See, e.g., United States v. Towne
(2d Cir.1988) (to be published; citation not yet available);
Herbert,
860 F.2d at 622 (expressly adopting
Petty
on remand analysis);
United States v. Rush,
840 F.2d 580, 581 (8th Cir.1988) (“[I]t is the criminal episodes underlying the convictions, not the dates of conviction, that must be distinct to trigger the provisions of the ACCA.”).
Under the “single criminal episode” test based on the Solicitor General’s reading of the ACCA, two criminal convictions for two acts committed at separate times obviously can be treated as two separate ACCA predicate convictions.
See, e.g., United States v. Wicks,
833 F.2d 192, 194 (9th Cir.1987) (implicitly adopting, but distinguishing, “single criminal episode” rule from
Petty
because defendant “committed two burglaries at two different places at two different times.”);
United States v. Gillies,
851 F.2d 492, 497 (1st Cir.1988) (same);
cf. United States v. Greene,
810 F.2d 999, 1000 (11th Cir.1986)
(pre-Petty
case involving “burglaries of four separate buildings at four separate locations on four different days”). The case at bar, however, involves nothing even remotely similar to such cases; Defendant Johnson simply was charged with both delivery of heroin and conspiracy to distribute heroin arising from a single episode of illicit activity. While Defendant Johnson unquestionably could be tried and convicted on both a substantive delivery charge and a related conspiracy charge,
see, e.g., Ianelli v. United States,
420 U.S.
770, 777-78, 95 S.Ct. 1284, 1289-90, 43 L.Ed.2d 616 (1975), this fact does not perforce mean that the resulting convictions for conspiracy and the substantive offense can be treated as two separate ACCA predicates. On the contrary, the legislative history of the ACCA as interpreted by the Solicitor General and various federal circuits proscribes such treatment of two convictions springing from a single criminal episode. Thus, Defendant Johnson’s 1978 conspiracy conviction
cannot
be treated as a second ACCA predicate conviction.

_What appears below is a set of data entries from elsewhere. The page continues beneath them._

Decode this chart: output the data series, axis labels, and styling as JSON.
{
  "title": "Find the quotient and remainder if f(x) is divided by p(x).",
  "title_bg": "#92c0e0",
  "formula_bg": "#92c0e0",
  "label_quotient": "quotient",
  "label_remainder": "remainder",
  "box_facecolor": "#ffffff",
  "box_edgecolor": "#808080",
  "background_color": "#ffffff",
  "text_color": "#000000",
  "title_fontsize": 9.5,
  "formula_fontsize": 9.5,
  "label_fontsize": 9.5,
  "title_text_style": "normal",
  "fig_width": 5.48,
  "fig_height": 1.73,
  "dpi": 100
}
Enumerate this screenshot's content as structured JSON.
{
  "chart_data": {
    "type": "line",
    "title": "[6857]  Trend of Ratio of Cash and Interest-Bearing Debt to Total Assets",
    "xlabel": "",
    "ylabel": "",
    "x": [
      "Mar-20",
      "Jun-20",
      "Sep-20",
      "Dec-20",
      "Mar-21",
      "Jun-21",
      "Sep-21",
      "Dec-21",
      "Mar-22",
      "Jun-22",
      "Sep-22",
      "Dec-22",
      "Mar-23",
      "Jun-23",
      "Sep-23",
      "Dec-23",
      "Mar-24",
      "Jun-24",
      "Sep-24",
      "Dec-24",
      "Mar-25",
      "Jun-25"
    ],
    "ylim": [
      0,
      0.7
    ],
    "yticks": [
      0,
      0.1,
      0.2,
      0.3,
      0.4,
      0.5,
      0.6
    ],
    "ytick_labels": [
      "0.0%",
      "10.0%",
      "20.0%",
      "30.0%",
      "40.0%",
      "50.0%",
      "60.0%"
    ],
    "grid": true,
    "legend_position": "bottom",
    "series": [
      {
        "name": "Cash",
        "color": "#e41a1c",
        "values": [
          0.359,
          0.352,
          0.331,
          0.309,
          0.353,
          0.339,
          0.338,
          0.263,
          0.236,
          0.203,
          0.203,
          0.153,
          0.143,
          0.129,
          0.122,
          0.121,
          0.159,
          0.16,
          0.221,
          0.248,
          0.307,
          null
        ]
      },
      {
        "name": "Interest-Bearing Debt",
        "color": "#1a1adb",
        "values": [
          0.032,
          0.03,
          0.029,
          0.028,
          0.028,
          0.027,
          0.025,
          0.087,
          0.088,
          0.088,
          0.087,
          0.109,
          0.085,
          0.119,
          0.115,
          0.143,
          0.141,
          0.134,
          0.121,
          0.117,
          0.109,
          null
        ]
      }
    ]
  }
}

6. Habitual Criminal Activity
Both parties concede that this “conviction” was more in the nature of a recidivist charge somewhat analogous to the ACCA itself. Based on the lack of any separate episode of underlying conduct to define this charge, the habitual criminal activity conviction cannot possibly serve as an ACCA predicate.
See
M.C.L.A. §§ 769.10, -.11 & -.12.
7. Prison Marijuana Conviction
Defendant Johnson’s final conviction involved the smuggling of marijuana into a state prison. This conviction cannot be regarded as a “serious drug offense” because it carries a maximum prison term of only five years.
See
M.C.L.A. § 800.285;
cf
M.C.L.A. § 333.7401(2)(c). Moreover, the evident inclusion of surreptitious conduct in the offense obviously forecloses “violent felony” treatment of the conviction.
III. Conclusion
Under binding Sixth Circuit precedent, the ACCA citation should be stricken from the indictment as surplusage. Because Defendant Johnson has only one valid ACCA predicate conviction, the Court shall strike the Government’s separate ACCA notice as a legal nullity. Thus, further proceedings are required solely regarding the basic felon in possession charge against Defendant Johnson. The Court shall enter an order limiting further proceedings accordingly.